#Power #PSUs #set #stuck #private #hydel #projects
The projects have a combined capacity of 30,000 megawatt or roughly 7.5% of India’s total installed generation capacity, and were awarded to private companies by six north-eastern states but have not made much progress due to reasons ranging from lack of funding to expertise, power minister R K Singh told TOI.
The move underlines the Narendra Modi government’s renewed thrust on hydel as part of its climate action strategy to achieve 50% of power from non-fossil sources by 2030 and make India net zero by 2070. Currently coal accounts for 70% of electricity supply and renewables 25%. The projects have been languishing due to issues related to funding, expertise, land acquisition and clearances.
“We reasoned with the state governments that it is not in their interest to allow the projects to languish. We suggested to let PSUs (public sector undertakings) take over the projects and complete them so that the states can derive the benefits at the earliest since they have the experience and money,” Singh said.
The state governments were agreeable to the proposal but pointed out the projects could get stuck in litigation with promoters if the awards are cancelled. The best alternative, it was felt would be the joint venture or special purpose vehicle route.
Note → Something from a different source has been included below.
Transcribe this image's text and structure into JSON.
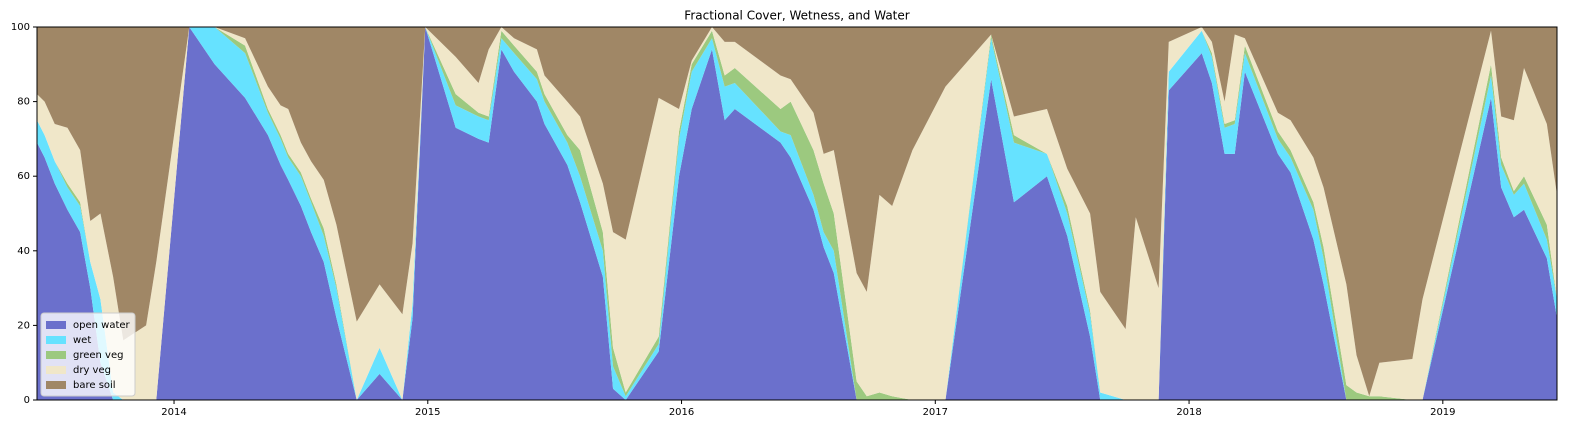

“We are open to the idea that the PSU taking over a project will pay genuine costs incurred by the promoter. For example, suppose some developer has built an office for the project. The PSU taking over the project can make good such expense. But only after thorough audit. These are being studied currently,” Singh said. The power ministry has several profitable hydel entities, Including NHPC, Satluj Jal Vidyut Nigam, THDC and Neepco, a subsidiary of thermal power major NTPC, that can step up to the task.